Vulnerability in computing language is a system exposure or defect by which a cyber-exploitation is made possible. An exploitable vulnerability is one for which at least one functioning attack or exploiter exists.
To understand the techniques for securing a computer system, it is important to first understand the various types of "attacks" that can be made against it. We have listed below several of such threats, typically classified into one of the following categories.
An unapproved user gaining physical access to a computer is usually able to compromise its security by making several operating system modifications, installing software which works as worms, keyloggers, or covert listening devices. They may be able to easily access & download data. Even when the system is protected by standard security measures, these may be able to be by passed by booting another operating system or tool from a CD-ROM or other bootable media. Disk encryption & Trusted Platform Module (TPM) are aimed at preventing such attacks.
A backdoor in a computer system, an algorithm or a cryptosystem, is any secret method of evading normal authentication methods or security controls deployed on the computer.
Denial of service attacks are intended to make a computer or network resource unavailable to its intended users. Attackers can deny service to individual victims, such as by deliberately entering a wrong password enough consecutive times to cause the victim account to be locked out. They may even overload the capabilities of a computer, server or network to block all users together at once.
An attack from a single IP address can be blocked by adding a new firewall rule. However, many forms of Distributed denial of service (DDoS) attacks are probable, where the attack comes from a large number of points, making defense much more difficult. Such attacks can originate from the zombie computers of a botnet, but a range of other techniques are possible including reflection and amplification assaults, where innocent systems are tricked into sending traffic or data to the victim.
Spoofing of user identity describes a situation in which one person or program successfully pretends as another user by falsifying identification data & information.
Tampering describes a malicious modification of products. Examples of tampering include "Evil Maid" attacks & security services planting of surveillance capability into routers and other network switching devices.
Eavesdropping is the act of sneakily listening to a private conversation, typically between hosts over a network. For example, programs such as Carnivore, NarusInsight etc. have been used by the cyber intelligence agencies to snoop on the systems of internet service providers. Even machines that operate as a closed network (i.e., with no contact to the outside world) can be eavesdropped upon via monitoring the faint electro-magnetic transmissions generated by the hardware.

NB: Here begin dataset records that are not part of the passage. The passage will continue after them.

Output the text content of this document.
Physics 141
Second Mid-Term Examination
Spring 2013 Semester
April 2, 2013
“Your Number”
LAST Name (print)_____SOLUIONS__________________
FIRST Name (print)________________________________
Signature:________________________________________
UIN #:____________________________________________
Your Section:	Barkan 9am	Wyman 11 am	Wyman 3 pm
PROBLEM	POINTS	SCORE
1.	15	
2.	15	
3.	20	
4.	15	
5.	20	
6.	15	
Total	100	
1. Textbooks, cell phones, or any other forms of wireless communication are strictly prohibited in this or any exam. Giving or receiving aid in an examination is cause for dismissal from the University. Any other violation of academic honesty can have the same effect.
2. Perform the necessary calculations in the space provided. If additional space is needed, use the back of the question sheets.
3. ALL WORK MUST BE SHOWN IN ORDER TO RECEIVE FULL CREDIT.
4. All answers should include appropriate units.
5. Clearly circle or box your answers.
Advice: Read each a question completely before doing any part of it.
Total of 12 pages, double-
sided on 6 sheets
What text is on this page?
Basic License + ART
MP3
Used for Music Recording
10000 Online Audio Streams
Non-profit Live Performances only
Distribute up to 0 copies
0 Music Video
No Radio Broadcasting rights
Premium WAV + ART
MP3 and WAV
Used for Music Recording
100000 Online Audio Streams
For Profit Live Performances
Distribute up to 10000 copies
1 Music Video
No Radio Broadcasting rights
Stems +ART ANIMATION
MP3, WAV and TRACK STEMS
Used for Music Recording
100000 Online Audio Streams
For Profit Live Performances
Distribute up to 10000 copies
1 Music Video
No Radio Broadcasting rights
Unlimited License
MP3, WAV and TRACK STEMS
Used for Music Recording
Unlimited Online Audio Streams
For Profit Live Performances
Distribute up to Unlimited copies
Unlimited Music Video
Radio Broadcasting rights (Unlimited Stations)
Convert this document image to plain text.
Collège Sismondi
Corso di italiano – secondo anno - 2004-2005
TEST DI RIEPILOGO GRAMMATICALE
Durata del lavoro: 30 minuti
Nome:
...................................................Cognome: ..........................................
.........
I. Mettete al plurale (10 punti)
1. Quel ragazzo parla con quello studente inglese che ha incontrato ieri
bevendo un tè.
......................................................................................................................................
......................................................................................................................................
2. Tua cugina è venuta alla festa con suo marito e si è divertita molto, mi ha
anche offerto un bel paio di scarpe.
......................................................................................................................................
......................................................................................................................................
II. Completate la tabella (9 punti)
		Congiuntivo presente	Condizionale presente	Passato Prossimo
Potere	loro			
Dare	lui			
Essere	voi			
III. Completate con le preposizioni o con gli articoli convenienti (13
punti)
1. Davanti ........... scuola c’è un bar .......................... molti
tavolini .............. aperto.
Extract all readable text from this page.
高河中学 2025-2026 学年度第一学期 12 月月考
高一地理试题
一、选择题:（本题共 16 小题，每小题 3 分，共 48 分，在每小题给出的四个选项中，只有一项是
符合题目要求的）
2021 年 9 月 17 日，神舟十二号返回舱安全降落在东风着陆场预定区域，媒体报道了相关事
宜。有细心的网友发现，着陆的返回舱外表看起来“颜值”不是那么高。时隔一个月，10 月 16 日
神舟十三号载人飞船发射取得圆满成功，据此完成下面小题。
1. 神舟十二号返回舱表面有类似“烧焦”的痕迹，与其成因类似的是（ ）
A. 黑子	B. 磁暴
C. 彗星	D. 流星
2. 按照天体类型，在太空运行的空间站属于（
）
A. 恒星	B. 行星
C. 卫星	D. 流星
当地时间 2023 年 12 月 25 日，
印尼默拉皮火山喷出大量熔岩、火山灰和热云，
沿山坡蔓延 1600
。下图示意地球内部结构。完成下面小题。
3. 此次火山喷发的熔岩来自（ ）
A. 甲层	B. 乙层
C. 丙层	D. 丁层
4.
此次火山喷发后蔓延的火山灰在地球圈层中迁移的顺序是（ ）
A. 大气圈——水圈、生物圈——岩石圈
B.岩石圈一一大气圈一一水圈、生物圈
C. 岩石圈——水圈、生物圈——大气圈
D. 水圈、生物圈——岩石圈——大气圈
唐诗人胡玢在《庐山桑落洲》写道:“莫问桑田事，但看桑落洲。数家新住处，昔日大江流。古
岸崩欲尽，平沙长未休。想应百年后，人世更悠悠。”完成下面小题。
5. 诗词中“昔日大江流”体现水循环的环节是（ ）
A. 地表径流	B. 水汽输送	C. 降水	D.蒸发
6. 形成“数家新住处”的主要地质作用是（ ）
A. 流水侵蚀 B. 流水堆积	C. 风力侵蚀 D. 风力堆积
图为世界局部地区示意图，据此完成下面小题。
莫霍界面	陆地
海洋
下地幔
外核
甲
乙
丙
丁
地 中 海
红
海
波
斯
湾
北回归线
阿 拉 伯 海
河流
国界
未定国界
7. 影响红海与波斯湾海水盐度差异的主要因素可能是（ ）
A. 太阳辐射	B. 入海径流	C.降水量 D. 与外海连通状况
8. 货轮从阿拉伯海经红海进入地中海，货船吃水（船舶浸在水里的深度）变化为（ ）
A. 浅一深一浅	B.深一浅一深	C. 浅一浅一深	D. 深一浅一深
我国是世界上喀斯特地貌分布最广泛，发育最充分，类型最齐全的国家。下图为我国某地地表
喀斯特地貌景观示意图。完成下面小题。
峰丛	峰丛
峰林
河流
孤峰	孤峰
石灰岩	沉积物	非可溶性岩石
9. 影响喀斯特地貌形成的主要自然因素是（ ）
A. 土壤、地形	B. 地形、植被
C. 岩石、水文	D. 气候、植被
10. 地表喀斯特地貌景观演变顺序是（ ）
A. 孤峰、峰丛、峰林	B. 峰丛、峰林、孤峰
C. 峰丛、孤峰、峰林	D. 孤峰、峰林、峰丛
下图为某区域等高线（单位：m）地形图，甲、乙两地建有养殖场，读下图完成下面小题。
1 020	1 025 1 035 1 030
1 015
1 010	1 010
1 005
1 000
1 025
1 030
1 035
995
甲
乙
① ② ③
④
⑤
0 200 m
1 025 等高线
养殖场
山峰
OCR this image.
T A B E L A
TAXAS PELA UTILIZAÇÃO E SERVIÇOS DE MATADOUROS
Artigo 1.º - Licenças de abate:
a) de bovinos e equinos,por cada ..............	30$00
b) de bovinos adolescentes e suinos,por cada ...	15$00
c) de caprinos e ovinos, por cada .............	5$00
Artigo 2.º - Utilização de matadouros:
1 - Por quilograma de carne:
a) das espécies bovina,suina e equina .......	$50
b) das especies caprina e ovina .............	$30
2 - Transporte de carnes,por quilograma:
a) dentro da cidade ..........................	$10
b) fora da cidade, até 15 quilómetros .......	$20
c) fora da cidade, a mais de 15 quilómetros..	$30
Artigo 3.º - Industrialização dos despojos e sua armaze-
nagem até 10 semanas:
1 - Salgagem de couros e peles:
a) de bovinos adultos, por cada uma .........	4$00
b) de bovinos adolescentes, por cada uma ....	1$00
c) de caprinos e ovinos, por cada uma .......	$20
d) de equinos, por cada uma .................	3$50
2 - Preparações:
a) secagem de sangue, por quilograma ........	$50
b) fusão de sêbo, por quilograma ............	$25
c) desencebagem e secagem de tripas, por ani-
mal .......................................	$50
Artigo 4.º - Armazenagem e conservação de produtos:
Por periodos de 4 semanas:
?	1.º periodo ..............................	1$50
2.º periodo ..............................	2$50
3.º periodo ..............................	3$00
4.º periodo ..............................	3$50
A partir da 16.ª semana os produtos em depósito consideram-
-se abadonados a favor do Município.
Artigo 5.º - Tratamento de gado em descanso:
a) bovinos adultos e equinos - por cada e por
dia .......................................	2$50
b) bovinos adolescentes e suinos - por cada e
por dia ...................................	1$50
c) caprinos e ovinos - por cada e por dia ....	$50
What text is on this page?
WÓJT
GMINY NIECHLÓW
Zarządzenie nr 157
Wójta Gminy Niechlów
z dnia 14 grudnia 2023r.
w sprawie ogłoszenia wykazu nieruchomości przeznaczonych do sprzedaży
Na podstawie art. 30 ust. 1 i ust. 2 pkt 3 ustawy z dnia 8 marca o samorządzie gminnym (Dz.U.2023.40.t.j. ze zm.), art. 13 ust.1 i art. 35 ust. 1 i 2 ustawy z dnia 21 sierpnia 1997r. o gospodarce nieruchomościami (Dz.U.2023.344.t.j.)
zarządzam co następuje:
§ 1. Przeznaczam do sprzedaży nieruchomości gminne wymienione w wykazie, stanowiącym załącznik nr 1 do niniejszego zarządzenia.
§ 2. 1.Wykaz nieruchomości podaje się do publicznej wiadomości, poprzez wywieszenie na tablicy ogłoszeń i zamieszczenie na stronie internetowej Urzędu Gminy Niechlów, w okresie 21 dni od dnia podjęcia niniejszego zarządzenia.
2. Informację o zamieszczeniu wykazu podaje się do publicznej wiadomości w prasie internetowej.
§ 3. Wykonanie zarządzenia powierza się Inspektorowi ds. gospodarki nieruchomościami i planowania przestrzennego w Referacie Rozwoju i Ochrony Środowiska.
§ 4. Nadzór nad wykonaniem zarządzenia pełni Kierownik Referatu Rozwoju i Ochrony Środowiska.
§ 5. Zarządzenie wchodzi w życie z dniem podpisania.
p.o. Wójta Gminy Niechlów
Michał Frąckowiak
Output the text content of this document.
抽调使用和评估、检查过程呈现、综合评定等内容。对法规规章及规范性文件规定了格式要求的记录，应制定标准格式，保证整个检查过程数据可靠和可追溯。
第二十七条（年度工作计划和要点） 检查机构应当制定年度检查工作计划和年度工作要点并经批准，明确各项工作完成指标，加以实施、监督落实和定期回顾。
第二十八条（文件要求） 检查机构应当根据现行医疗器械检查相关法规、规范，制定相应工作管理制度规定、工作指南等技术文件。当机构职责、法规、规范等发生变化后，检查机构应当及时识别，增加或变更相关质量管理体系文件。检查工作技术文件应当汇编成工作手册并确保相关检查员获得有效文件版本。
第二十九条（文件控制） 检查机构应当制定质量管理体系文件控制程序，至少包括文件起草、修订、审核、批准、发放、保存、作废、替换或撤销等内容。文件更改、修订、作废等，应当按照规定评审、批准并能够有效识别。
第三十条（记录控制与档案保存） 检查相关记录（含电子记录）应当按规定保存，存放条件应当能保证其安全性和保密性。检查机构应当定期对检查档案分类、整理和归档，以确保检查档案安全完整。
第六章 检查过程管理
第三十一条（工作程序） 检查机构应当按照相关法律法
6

Privacy breach or data leak & similar information disclosure describes a situation where information, thought to be secure, is disclosed in an untrusted environment.
An exploit is a software tool designed to gain from a flaw in a computer or network system. This often includes gaining control of a computer system, allowing privilege acceleration, or creating a denial of service attack. The code from exploits is frequently reused in Trojan horses and computer viruses. In some cases, vulnerability can lie in certain programs' processing of a specific file type, such as a non-executable media file.
Privilege escalation describes a situation where attackers obtain higher privileges or access to resources that were once restricted to them.
Social engineering and Trojans
Social engineering are forms of cryptographic attacks that aim to convince a user to disclose secrets such as passwords, bank card numbers, etc. by, for example, impersonating a bank, a customer or a contractor.
Repudiation describes a condition in which the legitimacy of a signature is being challenged.
An indirect attack is a planned and systematic attack launched by a third-party’s computer which helps to mask the actual attacker. By using someone else's computer to launch an attack, it becomes far more difficult to trace the actual attacker. There have also been instances where attackers took advantage of public anonymizing systems, to launch indirect or masked attacks.
Computer crime refers to any crime that is carried out involving a computer and a network.
Web sites that accept or store credit card numbers and bank account information always remain prominent hacking targets, due to the potential for immediate financial gain from transferring money, making purchases, or selling the information on the black market. In-store or retail payment systems and ATMs have also been tampered with in order to gather customer account data and PINs.